The amended bill on the crypto market structure would exempt top cryptocurrencies from the purview of the SEC. On May 5, 2025, the House Financial Services Committee released the latest version of the crypto market structure legislation draft, after adding key language to numerous foundational securities laws. In particular, the Securities Act of 1933 and Securities Exchange Act of 1934 would now formally exclude “digital commodities” from the definition of security, and thereby, from the SEC’s purview.
Additionally, the Securities Investor Protection Act of 1970 describes “investment contracts” in a manner that excludes certain digital commodities originating from a “mature blockchain system” from being classified as securities.
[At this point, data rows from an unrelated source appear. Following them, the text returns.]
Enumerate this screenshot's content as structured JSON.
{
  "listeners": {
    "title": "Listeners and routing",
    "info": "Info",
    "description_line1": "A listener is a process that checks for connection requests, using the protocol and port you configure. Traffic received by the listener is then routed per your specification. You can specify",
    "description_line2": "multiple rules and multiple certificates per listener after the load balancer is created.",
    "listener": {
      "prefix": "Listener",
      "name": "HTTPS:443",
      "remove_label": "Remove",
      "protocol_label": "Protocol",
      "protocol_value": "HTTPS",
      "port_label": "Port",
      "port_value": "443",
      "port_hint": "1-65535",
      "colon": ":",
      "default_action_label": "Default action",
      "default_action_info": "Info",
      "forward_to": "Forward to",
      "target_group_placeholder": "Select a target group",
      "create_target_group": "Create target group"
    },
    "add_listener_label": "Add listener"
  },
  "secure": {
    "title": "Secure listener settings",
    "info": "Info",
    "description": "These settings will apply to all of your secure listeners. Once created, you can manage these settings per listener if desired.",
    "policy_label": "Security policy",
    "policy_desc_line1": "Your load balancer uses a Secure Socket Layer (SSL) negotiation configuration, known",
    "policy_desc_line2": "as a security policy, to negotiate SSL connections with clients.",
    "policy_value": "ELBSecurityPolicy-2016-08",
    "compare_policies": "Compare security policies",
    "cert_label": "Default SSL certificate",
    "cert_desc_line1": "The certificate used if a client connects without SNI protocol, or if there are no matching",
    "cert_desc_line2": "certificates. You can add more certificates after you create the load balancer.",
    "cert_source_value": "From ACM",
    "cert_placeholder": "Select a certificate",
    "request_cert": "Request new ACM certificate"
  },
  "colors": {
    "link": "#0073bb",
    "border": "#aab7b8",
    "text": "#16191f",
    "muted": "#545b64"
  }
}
According to the draft, a blockchain system, together with its related digital commodity, that is not controlled by any person or group of persons under common control, is a mature blockchain.
Under the treatment of secondary transactions in digital commodities, the draft states “the offer or sale of a digital commodity by a person other than the issuer of such digital commodity, or an agent thereof, that does not represent or give the purchaser an ownership interest or other interest in the revenues, profits, or assets of the issuer of such digital commodity or another business entity or person, or in assets acquired or to be acquired by any such person, shall be deemed not to be an offer or sale of an investment contract between the issuer of such digital commodity” as such its it doesnt fall under the SEC’s spot light.
House Committee on Agriculture Chairman Thompson added, “Regulatory clarity is long overdue in digital asset markets. Today marks the first step in advancing a comprehensive framework that protects consumers, fosters innovation, and closes regulatory gaps in oversight. It will give digital asset developers and users the certainty they need and have asked for.